私もこの町の出身者ですが、住民の多くはとても素朴で、保守的な思想をもっていると感じます。避難が長期化するにつれ、また原発事故の収束に数ヶ月〜数年の時間が要されることが明らかになりつつある今、「自宅に戻ることは困難」と判断される方が一般的、もしくは多数派と考えていましたが、少なくともこの避難所ではそうではありません。
「来月くらいには…」という声もあります。ですから、住宅を借りたりはせず、また遠方への避難は行わず、いわきに留まって、避難が解除されたらすぐに戻れるように準備したい、という気持ちからこの避難所に留まる方が大半をしめています。

東京をはじめ、京都や沖縄など、さまざまな自治体が住居の無償貸与を申し出てくださっていますが、受容と供給の間に、大きなミスマッチがあります。
自宅周辺に少しでも近くに残りたい住民と、周辺地域は被災地のため住宅供給がままならない。
それにより避難所生活の長期化が進んでいるとも言えます。

また、町民の多くが原発関係者であることも、いわきから、ひいては避難所から離れられない要因でもあります。
避難所から福島第一原発に出勤している方も数多くいらっしゃいます。

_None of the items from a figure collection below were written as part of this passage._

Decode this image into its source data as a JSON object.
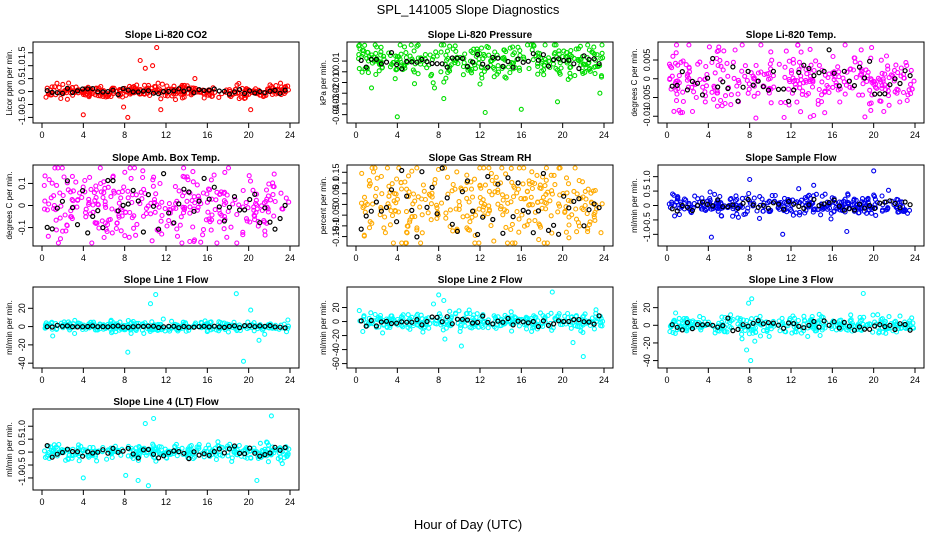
{
  "page": {
    "title": "SPL_141005  Slope Diagnostics",
    "xlabel": "Hour of Day (UTC)"
  },
  "chart_data": [
    {
      "type": "scatter",
      "title": "Slope Li-820 CO2",
      "ylabel": "Licor ppm per min.",
      "color": "#ff0000",
      "xlim": [
        0,
        24
      ],
      "ylim": [
        -1.1,
        1.8
      ],
      "xticks": [
        0,
        4,
        8,
        12,
        16,
        20,
        24
      ],
      "yticks": [
        -1.0,
        -0.5,
        0.0,
        0.5,
        1.0,
        1.5
      ],
      "spread": 0.12,
      "outliers": [
        [
          8.3,
          -1.0
        ],
        [
          9.5,
          1.2
        ],
        [
          10.0,
          0.9
        ],
        [
          10.7,
          1.0
        ],
        [
          11.1,
          1.7
        ],
        [
          11.5,
          -0.7
        ],
        [
          7.9,
          -0.6
        ],
        [
          14.8,
          0.5
        ],
        [
          4.0,
          -0.9
        ],
        [
          20.2,
          -0.7
        ]
      ],
      "black_spread": 0.06
    },
    {
      "type": "scatter",
      "title": "Slope Li-820 Pressure",
      "ylabel": "kPa per min.",
      "color": "#00dd00",
      "xlim": [
        0,
        24
      ],
      "ylim": [
        -0.045,
        0.025
      ],
      "xticks": [
        0,
        4,
        8,
        12,
        16,
        20,
        24
      ],
      "yticks": [
        -0.04,
        -0.03,
        -0.02,
        -0.01,
        0.0,
        0.01
      ],
      "spread": 0.008,
      "outliers": [
        [
          1.5,
          -0.015
        ],
        [
          4.0,
          -0.042
        ],
        [
          8.5,
          -0.025
        ],
        [
          12.5,
          -0.038
        ],
        [
          16.0,
          -0.035
        ],
        [
          19.5,
          -0.028
        ],
        [
          23.6,
          -0.02
        ],
        [
          7.6,
          -0.015
        ]
      ],
      "black_spread": 0.004,
      "center": 0.01
    },
    {
      "type": "scatter",
      "title": "Slope Li-820 Temp.",
      "ylabel": "degrees C per min.",
      "color": "#ff00ff",
      "xlim": [
        0,
        24
      ],
      "ylim": [
        -0.011,
        0.009
      ],
      "xticks": [
        0,
        4,
        8,
        12,
        16,
        20,
        24
      ],
      "yticks": [
        -0.01,
        -0.005,
        0.0,
        0.005
      ],
      "spread": 0.004,
      "outliers": [
        [
          4.1,
          0.0085
        ],
        [
          8.6,
          -0.0105
        ],
        [
          14.2,
          -0.0098
        ],
        [
          19.8,
          0.0083
        ],
        [
          1.5,
          -0.009
        ]
      ],
      "black_spread": 0.003
    },
    {
      "type": "scatter",
      "title": "Slope Amb. Box Temp.",
      "ylabel": "degrees C per min.",
      "color": "#ff00ff",
      "xlim": [
        0,
        24
      ],
      "ylim": [
        -0.17,
        0.17
      ],
      "xticks": [
        0,
        4,
        8,
        12,
        16,
        20,
        24
      ],
      "yticks": [
        -0.1,
        0.0,
        0.1
      ],
      "spread": 0.09,
      "outliers": [],
      "black_spread": 0.07
    },
    {
      "type": "scatter",
      "title": "Slope Gas Stream RH",
      "ylabel": "percent per min.",
      "color": "#ffaa00",
      "xlim": [
        0,
        24
      ],
      "ylim": [
        -0.18,
        0.17
      ],
      "xticks": [
        0,
        4,
        8,
        12,
        16,
        20,
        24
      ],
      "yticks": [
        -0.15,
        -0.1,
        -0.05,
        0.0,
        0.05,
        0.1,
        0.15
      ],
      "spread": 0.09,
      "outliers": [],
      "black_spread": 0.08
    },
    {
      "type": "scatter",
      "title": "Slope Sample Flow",
      "ylabel": "ml/min per min.",
      "color": "#0000ee",
      "xlim": [
        0,
        24
      ],
      "ylim": [
        -1.3,
        1.3
      ],
      "xticks": [
        0,
        4,
        8,
        12,
        16,
        20,
        24
      ],
      "yticks": [
        -1.0,
        -0.5,
        0.0,
        0.5,
        1.0
      ],
      "spread": 0.18,
      "outliers": [
        [
          4.3,
          -1.1
        ],
        [
          8.0,
          0.9
        ],
        [
          20.0,
          1.2
        ],
        [
          11.2,
          -1.0
        ],
        [
          17.4,
          -0.9
        ],
        [
          14.2,
          0.7
        ]
      ],
      "black_spread": 0.12
    },
    {
      "type": "scatter",
      "title": "Slope Line 1 Flow",
      "ylabel": "ml/min per min.",
      "color": "#00ffff",
      "xlim": [
        0,
        24
      ],
      "ylim": [
        -42,
        40
      ],
      "xticks": [
        0,
        4,
        8,
        12,
        16,
        20,
        24
      ],
      "yticks": [
        -40,
        -20,
        0,
        20
      ],
      "spread": 3,
      "outliers": [
        [
          11.0,
          35
        ],
        [
          8.3,
          -28
        ],
        [
          18.8,
          36
        ],
        [
          19.5,
          -38
        ],
        [
          10.5,
          25
        ],
        [
          20.2,
          18
        ],
        [
          21.0,
          -15
        ]
      ],
      "black_spread": 0.6
    },
    {
      "type": "scatter",
      "title": "Slope Line 2 Flow",
      "ylabel": "ml/min per min.",
      "color": "#00ffff",
      "xlim": [
        0,
        24
      ],
      "ylim": [
        -62,
        45
      ],
      "xticks": [
        0,
        4,
        8,
        12,
        16,
        20,
        24
      ],
      "yticks": [
        -60,
        -40,
        -20,
        0,
        20
      ],
      "spread": 6,
      "outliers": [
        [
          8.0,
          38
        ],
        [
          8.5,
          30
        ],
        [
          7.5,
          25
        ],
        [
          19.0,
          42
        ],
        [
          22.0,
          -50
        ],
        [
          8.6,
          -25
        ],
        [
          10.2,
          -35
        ],
        [
          21.0,
          -30
        ]
      ],
      "black_spread": 4
    },
    {
      "type": "scatter",
      "title": "Slope Line 3 Flow",
      "ylabel": "ml/min per min.",
      "color": "#00ffff",
      "xlim": [
        0,
        24
      ],
      "ylim": [
        -45,
        40
      ],
      "xticks": [
        0,
        4,
        8,
        12,
        16,
        20,
        24
      ],
      "yticks": [
        -40,
        -20,
        0,
        20
      ],
      "spread": 5,
      "outliers": [
        [
          7.9,
          25
        ],
        [
          8.2,
          30
        ],
        [
          7.7,
          -28
        ],
        [
          8.1,
          -40
        ],
        [
          19.0,
          36
        ],
        [
          8.5,
          -18
        ]
      ],
      "black_spread": 3
    },
    {
      "type": "scatter",
      "title": "Slope Line 4 (LT) Flow",
      "ylabel": "ml/min per min.",
      "color": "#00ffff",
      "xlim": [
        0,
        24
      ],
      "ylim": [
        -1.35,
        1.55
      ],
      "xticks": [
        0,
        4,
        8,
        12,
        16,
        20,
        24
      ],
      "yticks": [
        -1.0,
        -0.5,
        0.0,
        0.5,
        1.0
      ],
      "spread": 0.15,
      "outliers": [
        [
          10.0,
          1.1
        ],
        [
          10.8,
          1.3
        ],
        [
          9.3,
          -1.1
        ],
        [
          10.3,
          -1.3
        ],
        [
          22.2,
          1.4
        ],
        [
          4.0,
          -1.0
        ],
        [
          20.8,
          -1.1
        ],
        [
          8.1,
          -0.9
        ]
      ],
      "black_spread": 0.12
    }
  ]
}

原発依存の町で、このような状況になっても原発から離れて暮らすことができない現状があります。
また町民の意見としても、「第一原発再開」を望む声は少なくありません。
その点に関しては、私自身も非常に落胆しています。
私の母も原発関連企業に勤務しており、震災当時は福島第2原発内におりました。私の家族の暮らしも、東京電力によってまかなわれてきたのです。

しかし今回の件は、その代償としてはあまりにも大きすぎると思っています。
地域社会は崩壊しようとしています。酪農家や農家は廃業を余儀なくされるでしょう。
産業のない町の基盤となってきた企業であることは間違いないのですが、いま、現在の困難を、一体何が引き起こしたのか、再度皆で考える必要があるのではないでしょうか。
ある方はこう語りました。
「原発はきらいじゃない…」
その言葉はとても重い。きらいじゃない、けど…。
家族や親類、友人たちが原発の現場で働く今、思ったことを言うのはとても難しいことです。
私もまた、原発の町に生まれ、その恩恵を享受し、この被害にあった人間として、
これからの町のあり方を考えなければなりません。

福島県いわき市の避難所から/サトウ_c0195791_16323492.jpg


写真は避難先のひとつになっているホテル周辺。がれきが残り、津波の被害の甚大さが見てとれます。